Sytuacja finansowa opatowskiego szpitala jest obecnie dobra, na bieżąco opłacane są wszelkie rachunki, zachowana jest płynność finansowa. Po przejęciu lecznicy powiat dokapitalizował szpital, aby mógł na co dzień funkcjonować.
Jak informuje Artur Kubas, prezes Szpitala św. Leona w Opatowie, obecna sytuacja jednak nie pozwala na rozwój szpitala. To, co zrobiło starostwo było ważne i sprawiło, że placówka nie upadła, ale w dalszym ciągu należy pracować nad tym, aby szpital się rozwijał, o co nie dbano w poprzednich latach. Artur Kubas jest zdania, że poprzednie lata zarządzania szpitalem mogły w konsekwencji doprowadzić do jego likwidacji.
Nowa dyrekcja chce realizować w szpitalu program „TOP 5”, dzięki któremu lecznica podniesie jakość świadczonych usług zdrowotnych. Jak podkreśla Artur Kubas, jedną z największych bolączek jest brak kadry medycznej, w tym lekarzy. Jak informuje Artur Kubas, w miesiącach wakacyjnych powinni zostać zatrudnieni pierwsi nowi lekarze.
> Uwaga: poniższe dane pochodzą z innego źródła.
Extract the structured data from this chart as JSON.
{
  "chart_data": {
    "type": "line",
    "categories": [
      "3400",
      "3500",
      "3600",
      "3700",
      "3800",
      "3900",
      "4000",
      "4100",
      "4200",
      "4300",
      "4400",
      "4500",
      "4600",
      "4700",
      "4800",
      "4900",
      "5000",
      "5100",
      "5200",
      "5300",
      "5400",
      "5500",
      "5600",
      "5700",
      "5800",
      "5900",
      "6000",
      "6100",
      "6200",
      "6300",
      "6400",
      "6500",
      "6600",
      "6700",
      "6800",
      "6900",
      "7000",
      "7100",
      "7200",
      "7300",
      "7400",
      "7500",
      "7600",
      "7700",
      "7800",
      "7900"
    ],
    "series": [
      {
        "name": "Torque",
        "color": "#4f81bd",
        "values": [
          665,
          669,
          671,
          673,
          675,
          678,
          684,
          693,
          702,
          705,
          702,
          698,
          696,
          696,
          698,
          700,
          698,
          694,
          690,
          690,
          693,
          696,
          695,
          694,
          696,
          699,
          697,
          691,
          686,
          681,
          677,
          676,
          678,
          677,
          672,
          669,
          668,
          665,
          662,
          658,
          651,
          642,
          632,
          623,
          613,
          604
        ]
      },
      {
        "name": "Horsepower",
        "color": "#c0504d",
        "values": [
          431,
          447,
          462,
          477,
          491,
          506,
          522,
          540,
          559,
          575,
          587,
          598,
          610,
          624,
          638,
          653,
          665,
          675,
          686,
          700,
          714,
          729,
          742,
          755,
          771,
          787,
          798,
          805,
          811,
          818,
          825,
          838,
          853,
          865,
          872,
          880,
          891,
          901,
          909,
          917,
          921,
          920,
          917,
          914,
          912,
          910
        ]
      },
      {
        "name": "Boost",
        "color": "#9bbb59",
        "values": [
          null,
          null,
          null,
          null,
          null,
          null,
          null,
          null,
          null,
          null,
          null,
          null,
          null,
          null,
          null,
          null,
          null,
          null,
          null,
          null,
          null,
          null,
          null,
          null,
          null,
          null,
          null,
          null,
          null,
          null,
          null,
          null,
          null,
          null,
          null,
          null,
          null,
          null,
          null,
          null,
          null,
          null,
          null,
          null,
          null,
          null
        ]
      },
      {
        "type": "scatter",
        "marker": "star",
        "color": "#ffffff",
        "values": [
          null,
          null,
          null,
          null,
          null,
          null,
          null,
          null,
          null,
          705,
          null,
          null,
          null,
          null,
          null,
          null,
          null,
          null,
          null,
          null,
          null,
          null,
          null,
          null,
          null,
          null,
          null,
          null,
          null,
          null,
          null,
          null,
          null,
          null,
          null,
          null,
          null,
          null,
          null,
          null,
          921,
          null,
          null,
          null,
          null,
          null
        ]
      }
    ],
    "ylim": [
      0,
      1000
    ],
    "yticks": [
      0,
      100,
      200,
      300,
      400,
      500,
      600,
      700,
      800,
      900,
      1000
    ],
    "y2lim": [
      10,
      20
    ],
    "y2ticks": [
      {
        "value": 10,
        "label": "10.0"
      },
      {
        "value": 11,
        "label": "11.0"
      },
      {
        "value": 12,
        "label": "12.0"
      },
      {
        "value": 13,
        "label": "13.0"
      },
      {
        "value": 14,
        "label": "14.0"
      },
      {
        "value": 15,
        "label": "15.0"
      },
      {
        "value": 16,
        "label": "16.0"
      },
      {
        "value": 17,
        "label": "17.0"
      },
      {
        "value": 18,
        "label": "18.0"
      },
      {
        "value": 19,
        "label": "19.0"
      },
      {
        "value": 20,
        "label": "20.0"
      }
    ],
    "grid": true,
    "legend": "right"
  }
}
– Mamy przygotowaną listę potencjalnych lekarzy, którzy kiedyś tu pracowali, ale są też zaproponowani przez naszych pracowników. Szukamy medyków przez nasze osobiste kontakty. Kilkunastu lekarzy było już na wstępnych rozmowach, teraz ustalamy szczegóły współpracy – informuje Artur Kubas.
Dyrektor ds. lecznictwa Irena Liszka podkreśla, że lekarze dzisiaj często pracują w oparciu o umowy kontraktowe, które pozwalają na świadczenie usług w kilku miejscach. Opatowski szpital potrzebuje lekarzy związanych z tym miejscem.
– To zmniejsza kolejki i można dostać się do specjalisty, ale to nie daje nam bazy i przywiązania do miejsca, a kontakt z pacjentem jest bardziej proceduralny, nie ma tego przywiązania, a o to będziemy walczyć – mówi Irena Liszka.
Innym punktem „TOP 5” jest również rozszerzenie świadczonych usług, ponieważ szpital ma zawężone kontrakty. Do tego konieczny jest zakup nowego sprzętu. Jak informowaliśmy, premier Beata Szydło w czasie swojej wizyty w Opatowie miała obiecać pomoc w pozyskaniu kilku milionów z rezerwy budżetowej na doposażenie lecznicy. Artur Kubas podkreśla istotę tego kroku. Bez niego szpital nie ruszy.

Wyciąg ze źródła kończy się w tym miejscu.